If that sounds terrifying, well, it kind of is. And then it gets worse. The exploit isn’t like a virus-laden e-mail attachment; you don’t actually have to try to view the media in order to be affected. Merely looking at the message in some apps is enough.

And then there are the apps where you don’t even have to open the message: for folks who use Google Hangouts to read their texts, Hangouts would open and access the exploit code “immediately before you even look at your phone… before you even get the notification,” Drake told Forbes, adding that it’s possible then to delete the message before the user even receives an alert, making the attack completely silent.

 

[lxskllr]

So, how does this work for updates? I have an S5 I have zero interest in upgrading from KitKat. Is there any chance of Samsung releasing a KitKat fix? If so, could I simply extract the files from the image, and insert them myself? How about a later image? What if I put Lollipop files in my KitKat? There's no reason it shouldn't work unless they depend on other files of a specific version...

I really hate mobile devices. It's all a bunch of hacking around, trying to retain control from companies that want to take it from you.

 

[soccerballtux]

man, that's frickin awesome, love exciting stuff happening in the world like that.

 

[ImDonly1]

Already fixed in latest cyanogenmod nightlies.

 

[PokerGuy]

Wow, that sounds really really nasty. We've seen hundreds of exploits that all basically come down to tricking the user into doing something dumb, opening a package, clicking a link etc. With this one, you can get nailed and have your phone compromised without doing anything. Even worse, if the attacker wants, they can compromise your phone and remove any trace of the compromise itself, so you'd have no idea your phone was compromised.

Who the heck thought it would be a good idea to design the software to just automatically open some data/package/info from unverified senders without any user intervention anyway??

 

[KB]

Damn I am screwed. Verizon makes one update per phone and then drops support and they already released their one update.

I might have to hack it and install a mod to be safe.

 

[poofyhairguy]

This is a pretty nasty bug, you can be infected without even opening the text message.

It is really not that bad. There is no complete exploit that gets out the sandbox, and all post-Jellybean systems have protections to limit potential damage.

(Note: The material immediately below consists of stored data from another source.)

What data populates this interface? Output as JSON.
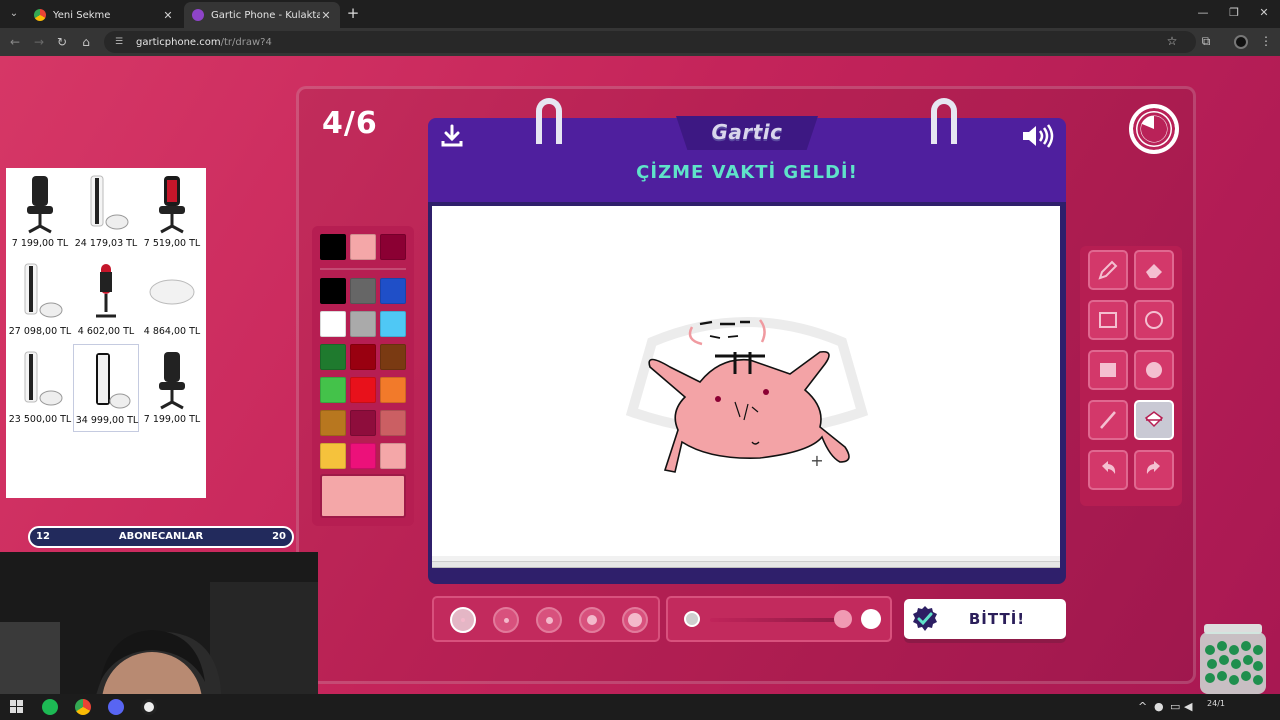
{
  "browser": {
    "tabs": [
      {
        "title": "Yeni Sekme",
        "close": "✕"
      },
      {
        "title": "Gartic Phone - Kulaktan Kulağa",
        "close": "✕"
      }
    ],
    "new_tab": "+",
    "url_host": "garticphone.com",
    "url_path": "/tr/draw?4"
  },
  "game": {
    "round": "4/6",
    "logo": "Gartic",
    "instruction": "ÇİZME VAKTİ GELDİ!",
    "done_label": "BİTTİ!",
    "palette": {
      "top_row": [
        "#000000",
        "#f4a7a8",
        "#8b0033"
      ],
      "grid": [
        "#000000",
        "#666666",
        "#1f4fc8",
        "#ffffff",
        "#aaaaaa",
        "#4fc8f5",
        "#1f7a2e",
        "#990010",
        "#7a3a12",
        "#44c24a",
        "#e8111b",
        "#f27a2a",
        "#b8771f",
        "#8e0d3c",
        "#cb5f63",
        "#f5c23c",
        "#ec117a",
        "#f4a7a8"
      ],
      "current": "#f4a7a8"
    },
    "tools": [
      {
        "name": "pencil-tool",
        "active": false
      },
      {
        "name": "eraser-tool",
        "active": false
      },
      {
        "name": "rectangle-outline-tool",
        "active": false
      },
      {
        "name": "ellipse-outline-tool",
        "active": false
      },
      {
        "name": "rectangle-filled-tool",
        "active": false
      },
      {
        "name": "ellipse-filled-tool",
        "active": false
      },
      {
        "name": "line-tool",
        "active": false
      },
      {
        "name": "fill-bucket-tool",
        "active": true
      },
      {
        "name": "undo-tool",
        "active": false
      },
      {
        "name": "redo-tool",
        "active": false
      }
    ],
    "brush_size_selected": 1,
    "opacity": 1.0
  },
  "overlay": {
    "products": [
      {
        "price": "7 199,00 TL",
        "kind": "chair"
      },
      {
        "price": "24 179,03 TL",
        "kind": "console"
      },
      {
        "price": "7 519,00 TL",
        "kind": "chair-red"
      },
      {
        "price": "27 098,00 TL",
        "kind": "console"
      },
      {
        "price": "4 602,00 TL",
        "kind": "microphone"
      },
      {
        "price": "4 864,00 TL",
        "kind": "mouse"
      },
      {
        "price": "23 500,00 TL",
        "kind": "console"
      },
      {
        "price": "34 999,00 TL",
        "kind": "console-dark"
      },
      {
        "price": "7 199,00 TL",
        "kind": "chair"
      }
    ],
    "sub_goal": {
      "left": "12",
      "label": "ABONECANLAR",
      "right": "20"
    }
  },
  "taskbar": {
    "clock": "24/1"
  }
}
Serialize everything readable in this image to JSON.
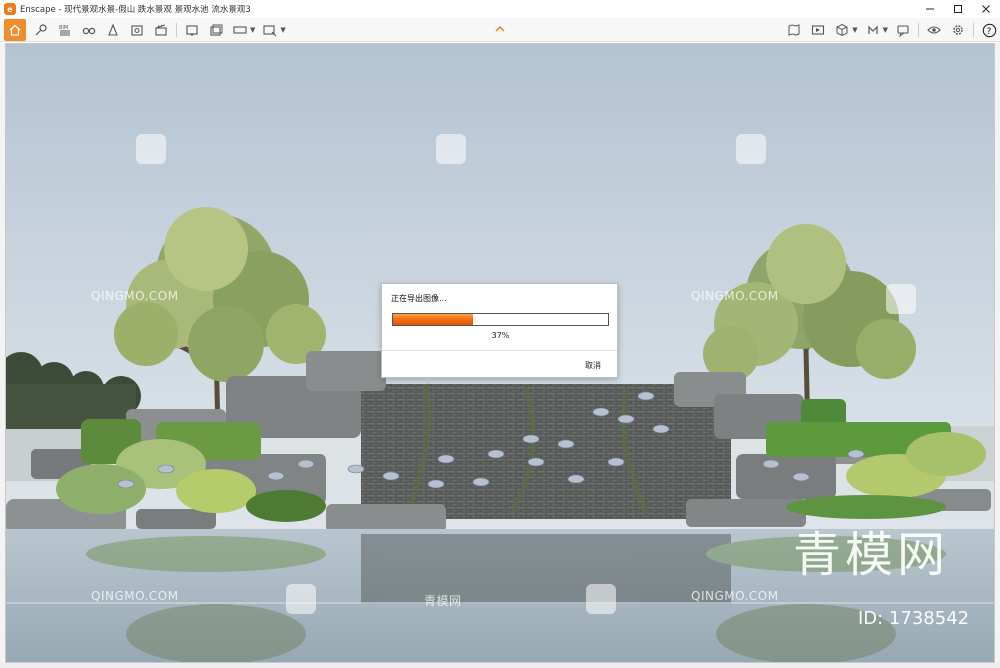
{
  "window": {
    "app_icon": "enscape-logo-icon",
    "title": "Enscape - 现代景观水景-假山 跌水景观 景观水池 流水景观3",
    "controls": [
      "minimize-icon",
      "maximize-icon",
      "close-icon"
    ]
  },
  "toolbar": {
    "left_icons": [
      "home-icon",
      "location-pin-icon",
      "bim-icon",
      "binoculars-icon",
      "upload-icon",
      "export-icon",
      "clapper-icon",
      "screenshot-icon",
      "batch-render-icon",
      "panorama-icon",
      "exe-export-icon"
    ],
    "center_icon": "collapse-chevron-icon",
    "right_icons": [
      "map-icon",
      "video-editor-icon",
      "asset-library-icon",
      "material-editor-icon",
      "collaborate-icon",
      "visual-settings-icon",
      "settings-icon",
      "help-icon"
    ]
  },
  "dialog": {
    "title": "正在导出图像...",
    "progress": 0.37,
    "progress_label": "37%",
    "cancel_label": "取消"
  },
  "watermarks": {
    "site": "QINGMO.COM",
    "brand_small": "青模网",
    "brand_big": "青模网",
    "id_label": "ID: 1738542"
  },
  "colors": {
    "accent": "#f08c2e",
    "progress": "#f36b10",
    "sky_top": "#b8c6d4",
    "water": "#a9b8c2"
  }
}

I mean, it is a nasty hack and its going to expose the issue with Android's broken update process. But that is because those with axes to grind are going to go after Android. The real danger to individuals is minimal.

 

[Megatomic]

It is really not that bad. There is no complete exploit that gets out the sandbox, and all post-Jellybean systems have protections to limit potential damage.

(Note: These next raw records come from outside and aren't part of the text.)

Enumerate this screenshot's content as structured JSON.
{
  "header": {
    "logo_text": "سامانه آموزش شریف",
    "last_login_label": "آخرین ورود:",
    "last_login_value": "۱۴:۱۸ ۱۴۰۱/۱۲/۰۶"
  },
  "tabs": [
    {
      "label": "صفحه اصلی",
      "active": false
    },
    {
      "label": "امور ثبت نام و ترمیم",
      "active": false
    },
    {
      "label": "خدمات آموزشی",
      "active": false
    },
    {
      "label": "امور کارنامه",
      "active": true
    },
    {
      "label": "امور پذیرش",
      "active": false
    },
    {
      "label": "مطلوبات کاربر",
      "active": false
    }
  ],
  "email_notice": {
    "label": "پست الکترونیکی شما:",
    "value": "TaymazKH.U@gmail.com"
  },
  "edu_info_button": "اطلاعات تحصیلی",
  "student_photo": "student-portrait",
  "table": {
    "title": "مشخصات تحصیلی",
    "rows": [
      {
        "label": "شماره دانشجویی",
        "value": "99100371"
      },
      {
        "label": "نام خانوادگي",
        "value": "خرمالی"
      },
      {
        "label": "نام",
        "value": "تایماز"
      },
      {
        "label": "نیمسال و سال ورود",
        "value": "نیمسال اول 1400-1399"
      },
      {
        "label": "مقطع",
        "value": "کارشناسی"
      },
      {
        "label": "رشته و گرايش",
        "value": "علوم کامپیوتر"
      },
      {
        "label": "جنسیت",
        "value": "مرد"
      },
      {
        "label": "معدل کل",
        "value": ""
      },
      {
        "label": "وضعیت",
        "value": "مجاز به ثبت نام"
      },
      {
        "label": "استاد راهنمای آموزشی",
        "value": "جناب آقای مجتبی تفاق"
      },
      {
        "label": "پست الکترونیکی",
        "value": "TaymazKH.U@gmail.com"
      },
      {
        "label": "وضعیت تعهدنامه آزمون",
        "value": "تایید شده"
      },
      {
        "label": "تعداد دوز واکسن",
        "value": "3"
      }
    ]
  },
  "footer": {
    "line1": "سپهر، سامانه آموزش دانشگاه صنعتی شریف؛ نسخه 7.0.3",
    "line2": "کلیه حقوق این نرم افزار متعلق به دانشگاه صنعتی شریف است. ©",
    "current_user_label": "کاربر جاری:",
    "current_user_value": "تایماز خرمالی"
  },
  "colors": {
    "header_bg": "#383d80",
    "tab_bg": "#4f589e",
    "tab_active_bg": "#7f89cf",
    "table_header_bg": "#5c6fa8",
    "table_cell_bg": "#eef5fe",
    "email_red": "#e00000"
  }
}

I mean, it is a nasty hack and its going to expose the issue with Android's broken update process. But that is because those with axes to grind are going to go after Android. The real danger to individuals is minimal.

This is good to know. And honestly, the Android update process needs a major overhaul. The carriers need to be removed from the system just as they are on iPhones.

 

[soccerballtux]

Already fixed in latest cyanogenmod nightlies.

unfortunately, there are 10 other non-glamorous show-stopping bugs in the nightlies nobody wants to bother fixing, so bad in fact Oppo rolls their own Android now...

 

[poofyhairguy]

So, how does this work for updates? I have an S5 I have zero interest in upgrading from KitKat. Is there any chance of Samsung releasing a KitKat fix? If so, could I simply extract the files from the image, and insert them myself? How about a later image? What if I put Lollipop files in my KitKat?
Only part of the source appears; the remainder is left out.